Il primo romanzo trovò rapidamente un editore disposto a pubblicarlo. E Fleming strappò anche un buon contratto (ottenendo infatti il 10% sulle prime 10.000 copie ed il 20% a partire dalle 20.000 copie vendute).
L’esordio, in libreria, avvenne il 13 aprile del 1953. A “Casinò Royal” ne seguirono poi molti altri; ma le vendite, a dire il vero, furono sempre piuttosto modeste, e comunque inferiori a quelle che l’autore aveva sperato ed immaginato. Ian, però, era fermamente convinto che il suo personaggio e le sue storie fossero perfette per il grande schermo, e che la cessione dei diritti cinematografici, alla fine, lo avrebbe reso milionario. Con questa speranza – alternata però con lunghi momenti di sconforto – continuò a scrivere altri romanzi (alcuni dei quali vennero anche pubblicati, con un certo successo, a puntate, su alcuni quotidiani). Contattò persino Alfred Hitchcock per convincerlo a dirigere una delle sue storie. Ma il famoso regista inglese rifiutò la proposta. Offerte interessanti per eventuali trasposizioni tardarono ad arrivare.

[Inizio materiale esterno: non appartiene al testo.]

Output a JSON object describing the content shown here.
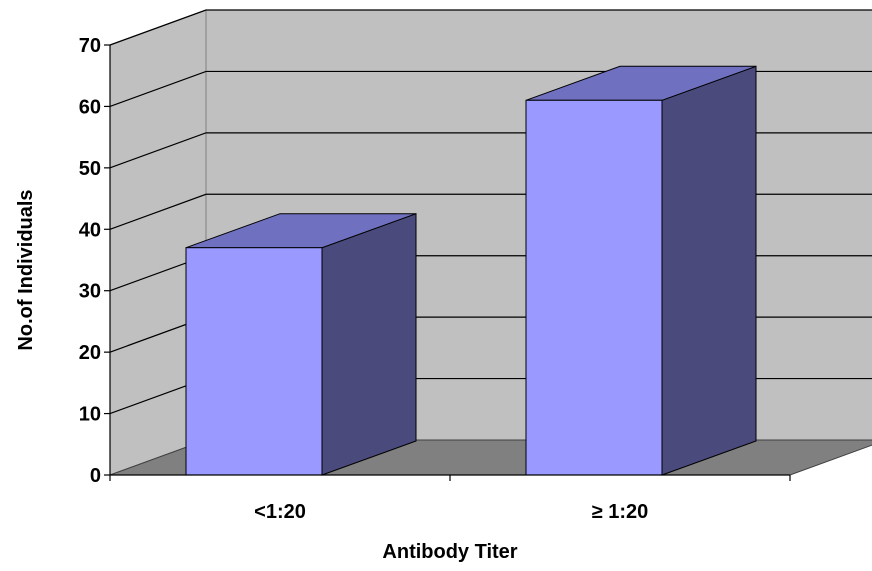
{
  "chart_data": {
    "type": "bar",
    "style": "3d-column",
    "categories": [
      "<1:20",
      "≥ 1:20"
    ],
    "values": [
      37,
      61
    ],
    "xlabel": "Antibody Titer",
    "ylabel": "No.of Individuals",
    "ylim": [
      0,
      70
    ],
    "yticks": [
      0,
      10,
      20,
      30,
      40,
      50,
      60,
      70
    ],
    "grid": true,
    "legend": "none",
    "colors": {
      "bar_front": "#9999ff",
      "bar_top": "#7070c0",
      "bar_side": "#4a4a7c",
      "back_wall": "#c0c0c0",
      "side_wall": "#c0c0c0",
      "floor": "#808080"
    }
  }
}
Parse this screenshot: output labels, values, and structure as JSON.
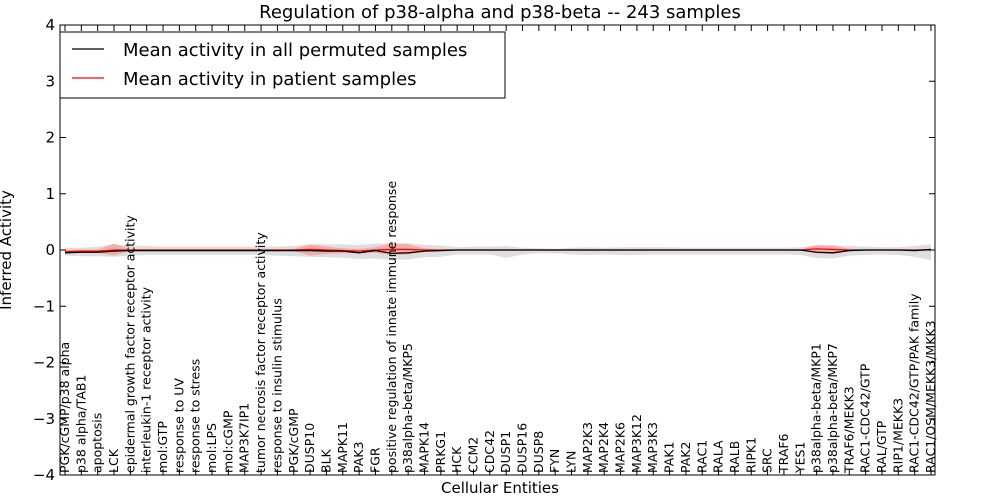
{
  "chart_data": {
    "type": "line",
    "title": "Regulation of p38-alpha and p38-beta -- 243 samples",
    "xlabel": "Cellular Entities",
    "ylabel": "Inferred Activity",
    "ylim": [
      -4,
      4
    ],
    "yticks": [
      -4,
      -3,
      -2,
      -1,
      0,
      1,
      2,
      3,
      4
    ],
    "ytick_labels": [
      "−4",
      "−3",
      "−2",
      "−1",
      "0",
      "1",
      "2",
      "3",
      "4"
    ],
    "grid": false,
    "legend_position": "top-left",
    "categories": [
      "PGK/cGMP/p38 alpha",
      "p38 alpha/TAB1",
      "apoptosis",
      "LCK",
      "epidermal growth factor receptor activity",
      "interleukin-1 receptor activity",
      "mol:GTP",
      "response to UV",
      "response to stress",
      "mol:LPS",
      "mol:cGMP",
      "MAP3K7IP1",
      "tumor necrosis factor receptor activity",
      "response to insulin stimulus",
      "PGK/cGMP",
      "DUSP10",
      "BLK",
      "MAPK11",
      "PAK3",
      "FGR",
      "positive regulation of innate immune response",
      "p38alpha-beta/MKP5",
      "MAPK14",
      "PRKG1",
      "HCK",
      "CCM2",
      "CDC42",
      "DUSP1",
      "DUSP16",
      "DUSP8",
      "FYN",
      "LYN",
      "MAP2K3",
      "MAP2K4",
      "MAP2K6",
      "MAP3K12",
      "MAP3K3",
      "PAK1",
      "PAK2",
      "RAC1",
      "RALA",
      "RALB",
      "RIPK1",
      "SRC",
      "TRAF6",
      "YES1",
      "p38alpha-beta/MKP1",
      "p38alpha-beta/MKP7",
      "TRAF6/MEKK3",
      "RAC1-CDC42/GTP",
      "RAL/GTP",
      "RIP1/MEKK3",
      "RAC1-CDC42/GTP/PAK family",
      "RAC1/OSM/MEKK3/MKK3"
    ],
    "series": [
      {
        "name": "Mean activity in all permuted samples",
        "color": "#000000",
        "band_color": "#d8d8d8",
        "values": [
          -0.05,
          -0.04,
          -0.04,
          -0.02,
          -0.01,
          -0.01,
          -0.01,
          -0.01,
          -0.01,
          -0.01,
          -0.01,
          -0.01,
          -0.01,
          -0.01,
          -0.01,
          -0.01,
          -0.02,
          -0.02,
          -0.05,
          -0.01,
          -0.06,
          -0.05,
          -0.02,
          -0.01,
          0,
          0,
          0,
          0,
          0,
          0,
          0,
          0,
          0,
          0,
          0,
          0,
          0,
          0,
          0,
          0,
          0,
          0,
          0,
          0,
          0,
          0,
          -0.04,
          -0.05,
          -0.01,
          0,
          0,
          0,
          -0.01,
          0.01
        ],
        "upper": [
          0.04,
          0.04,
          0.06,
          0.1,
          0.08,
          0.07,
          0.06,
          0.06,
          0.06,
          0.06,
          0.06,
          0.06,
          0.06,
          0.06,
          0.07,
          0.1,
          0.1,
          0.1,
          0.09,
          0.11,
          0.12,
          0.12,
          0.09,
          0.08,
          0.05,
          0.06,
          0.06,
          0.07,
          0.04,
          0.03,
          0.02,
          0.04,
          0.05,
          0.04,
          0.05,
          0.05,
          0.05,
          0.05,
          0.04,
          0.04,
          0.04,
          0.04,
          0.04,
          0.04,
          0.04,
          0.05,
          0.08,
          0.08,
          0.07,
          0.06,
          0.05,
          0.05,
          0.07,
          0.1
        ],
        "lower": [
          -0.1,
          -0.11,
          -0.11,
          -0.12,
          -0.1,
          -0.09,
          -0.09,
          -0.09,
          -0.09,
          -0.09,
          -0.09,
          -0.09,
          -0.09,
          -0.1,
          -0.11,
          -0.12,
          -0.13,
          -0.14,
          -0.16,
          -0.15,
          -0.18,
          -0.17,
          -0.13,
          -0.12,
          -0.08,
          -0.08,
          -0.08,
          -0.14,
          -0.08,
          -0.06,
          -0.06,
          -0.08,
          -0.09,
          -0.08,
          -0.09,
          -0.09,
          -0.08,
          -0.08,
          -0.08,
          -0.08,
          -0.08,
          -0.08,
          -0.08,
          -0.08,
          -0.08,
          -0.09,
          -0.14,
          -0.15,
          -0.1,
          -0.09,
          -0.08,
          -0.09,
          -0.12,
          -0.18
        ]
      },
      {
        "name": "Mean activity in patient samples",
        "color": "#ff0000",
        "band_color": "#f4a3a3",
        "values": [
          -0.03,
          -0.02,
          -0.02,
          0,
          0,
          0,
          0,
          0,
          0,
          0,
          0,
          0,
          0,
          0,
          0,
          0.01,
          0,
          -0.01,
          -0.02,
          0,
          0.01,
          0.01,
          0,
          0,
          0,
          0,
          0,
          0,
          0,
          0,
          0,
          0,
          0,
          0,
          0,
          0,
          0,
          0,
          0,
          0,
          0,
          0,
          0,
          0,
          0,
          0,
          0.02,
          0.01,
          0,
          0,
          0,
          0,
          0,
          0
        ],
        "upper": [
          0,
          0.01,
          0.01,
          0.11,
          0.02,
          0.01,
          0.01,
          0.01,
          0.01,
          0.01,
          0.01,
          0.01,
          0.01,
          0.01,
          0.02,
          0.1,
          0.06,
          0.03,
          0.02,
          0.05,
          0.12,
          0.1,
          0.03,
          0.01,
          0.01,
          0.01,
          0.01,
          0.01,
          0.01,
          0.01,
          0.01,
          0.01,
          0.01,
          0.01,
          0.01,
          0.01,
          0.01,
          0.01,
          0.01,
          0.01,
          0.01,
          0.01,
          0.01,
          0.01,
          0.01,
          0.01,
          0.09,
          0.08,
          0.02,
          0.01,
          0.01,
          0.01,
          0.01,
          0.01
        ],
        "lower": [
          -0.06,
          -0.05,
          -0.05,
          -0.1,
          -0.02,
          -0.01,
          -0.01,
          -0.01,
          -0.01,
          -0.01,
          -0.01,
          -0.01,
          -0.01,
          -0.01,
          -0.02,
          -0.1,
          -0.07,
          -0.06,
          -0.05,
          -0.05,
          -0.09,
          -0.08,
          -0.03,
          -0.01,
          -0.01,
          -0.01,
          -0.01,
          -0.01,
          -0.01,
          -0.01,
          -0.01,
          -0.01,
          -0.01,
          -0.01,
          -0.01,
          -0.01,
          -0.01,
          -0.01,
          -0.01,
          -0.01,
          -0.01,
          -0.01,
          -0.01,
          -0.01,
          -0.01,
          -0.01,
          -0.06,
          -0.07,
          -0.02,
          -0.01,
          -0.01,
          -0.01,
          -0.01,
          -0.01
        ]
      }
    ]
  }
}
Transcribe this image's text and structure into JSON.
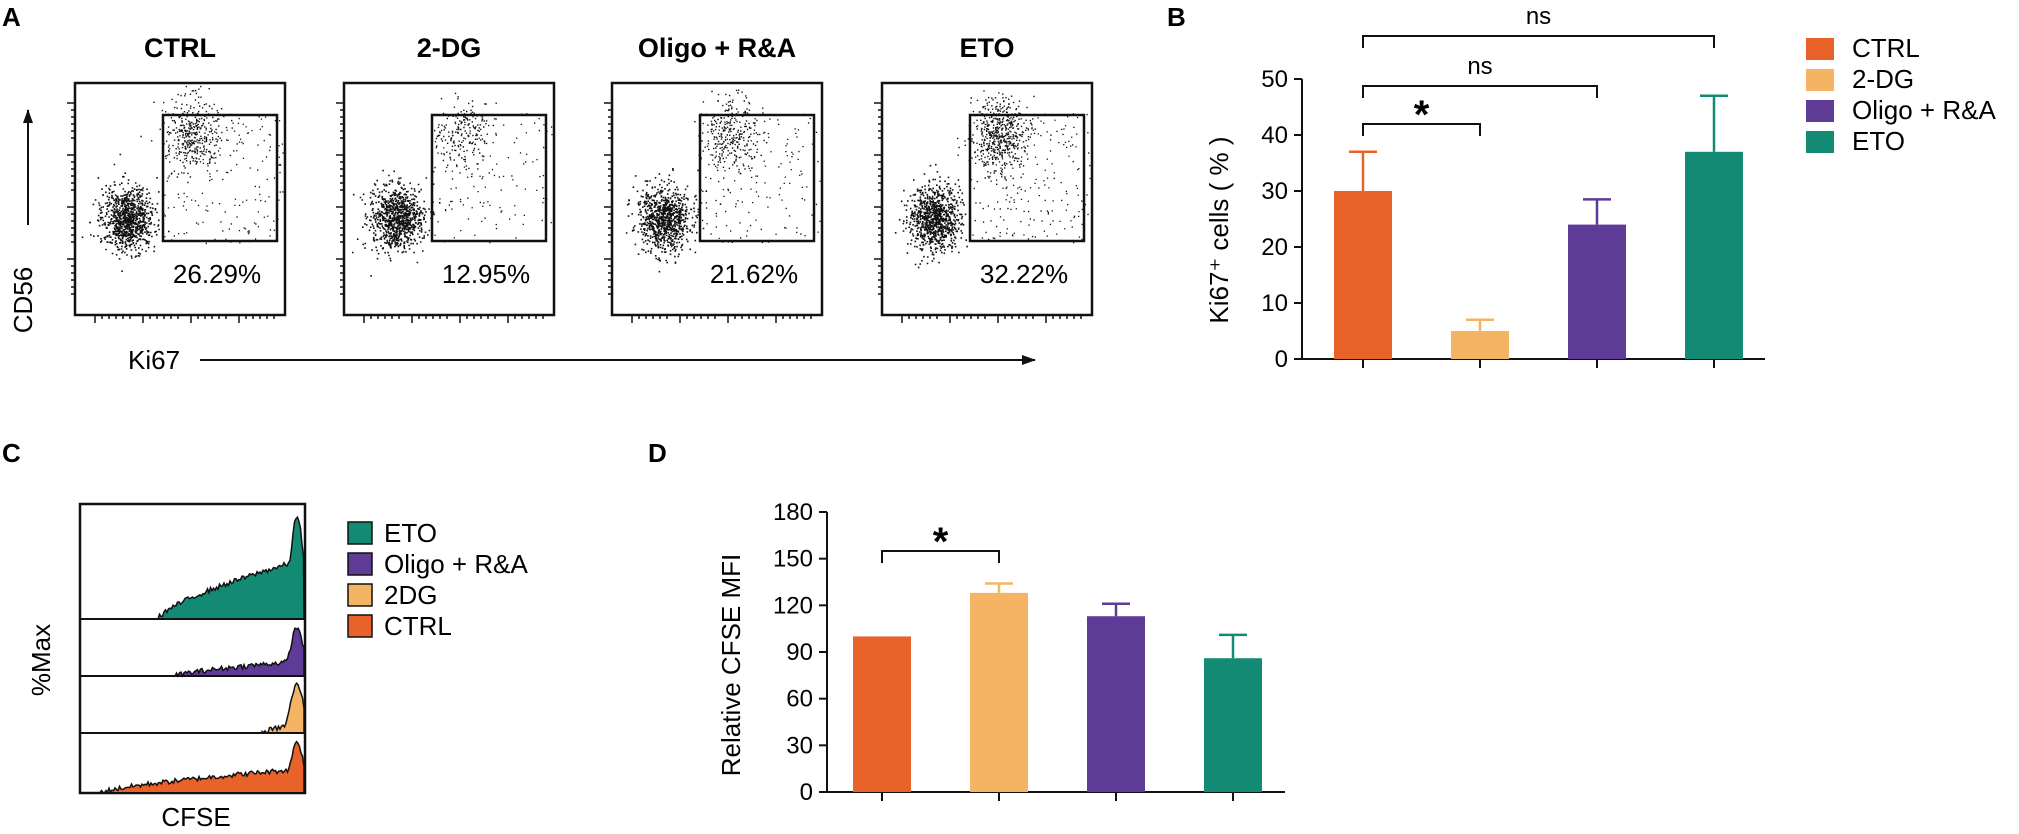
{
  "figure_labels": {
    "a": "A",
    "b": "B",
    "c": "C",
    "d": "D"
  },
  "panel_a": {
    "y_axis_label": "CD56",
    "x_axis_label": "Ki67",
    "plots": [
      {
        "title": "CTRL",
        "gate_percent": "26.29%"
      },
      {
        "title": "2-DG",
        "gate_percent": "12.95%"
      },
      {
        "title": "Oligo + R&A",
        "gate_percent": "21.62%"
      },
      {
        "title": "ETO",
        "gate_percent": "32.22%"
      }
    ]
  },
  "panel_c": {
    "y_axis_label": "%Max",
    "x_axis_label": "CFSE",
    "legend": [
      {
        "label": "ETO",
        "color": "#138a74"
      },
      {
        "label": "Oligo + R&A",
        "color": "#5e3b96"
      },
      {
        "label": "2DG",
        "color": "#f5b464"
      },
      {
        "label": "CTRL",
        "color": "#e8622a"
      }
    ]
  },
  "chart_data": [
    {
      "id": "B",
      "type": "bar",
      "categories": [
        "CTRL",
        "2-DG",
        "Oligo + R&A",
        "ETO"
      ],
      "values": [
        30,
        5,
        24,
        37
      ],
      "errors": [
        7,
        2,
        4.5,
        10
      ],
      "colors": [
        "#e8622a",
        "#f5b464",
        "#5e3b96",
        "#138a74"
      ],
      "ylabel": "Ki67⁺ cells ( % )",
      "ylim": [
        0,
        50
      ],
      "yticks": [
        0,
        10,
        20,
        30,
        40,
        50
      ],
      "legend": [
        "CTRL",
        "2-DG",
        "Oligo + R&A",
        "ETO"
      ],
      "significance": [
        {
          "from": 0,
          "to": 1,
          "label": "*"
        },
        {
          "from": 0,
          "to": 2,
          "label": "ns"
        },
        {
          "from": 0,
          "to": 3,
          "label": "ns"
        }
      ]
    },
    {
      "id": "D",
      "type": "bar",
      "categories": [
        "CTRL",
        "2-DG",
        "Oligo + R&A",
        "ETO"
      ],
      "values": [
        100,
        128,
        113,
        86
      ],
      "errors": [
        0,
        6,
        8,
        15
      ],
      "colors": [
        "#e8622a",
        "#f5b464",
        "#5e3b96",
        "#138a74"
      ],
      "ylabel": "Relative CFSE MFI",
      "ylim": [
        0,
        180
      ],
      "yticks": [
        0,
        30,
        60,
        90,
        120,
        150,
        180
      ],
      "significance": [
        {
          "from": 0,
          "to": 1,
          "label": "*"
        }
      ]
    }
  ]
}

Fino a che, nella primavera del 1960, mentre si trovava a Washington, conobbe casualmente l’allora candidato alla presidenza degli Stati Uniti: John Fitzgerald Kennedy. Il quale, quando gli venne presentato Fleming, lo squadrò per un istante e, mentre gli stringeva la mano, gli domandò: «James Bond?». Rotto il ghiaccio, quella sera i due parlarono affabilmente di politica, di spionaggio e di altro.
Quell’imprevisto endorsement di uno degli uomini più iconici del Novecento, attirò finalmente l’attenzione di alcuni produttori (Harry Saltzman e Albert Broccoli), i quali intuirono le enormi potenzialità del personaggio e delle storie che lo vedevano protagonisti e decisero di acquistare i diritti di uno dei romanzi e di finanziare la realizzazione della pellicola. Ad interpretare Bond fu chiamato un giovane attore di origini scozzesi (come del resto lo era anche Fleming), un semisconosciuto Sean Connery.
“Agente 007 – Licenza di uccidere” venne proiettato in anteprima mondiale, a Londra, il 5 ottobre del 1962. Girato con un budget di solo un milione di dollari, ne incassò, soltanto negli Stati Uniti, ben sedici. Dando inizio a quella che è probabilmente la saga cinematografica di maggior successo di ogni tempo.
Ian Fleming non ebbe tempo sufficiente per riuscire a godersi i meritati frutti della sua fervida fantasia letteraria. Morì infatti a Canterbury, a causa di un infarto, all’una di notte del 12 agosto del 1964. E quindi esattamente sessant’ anni fa.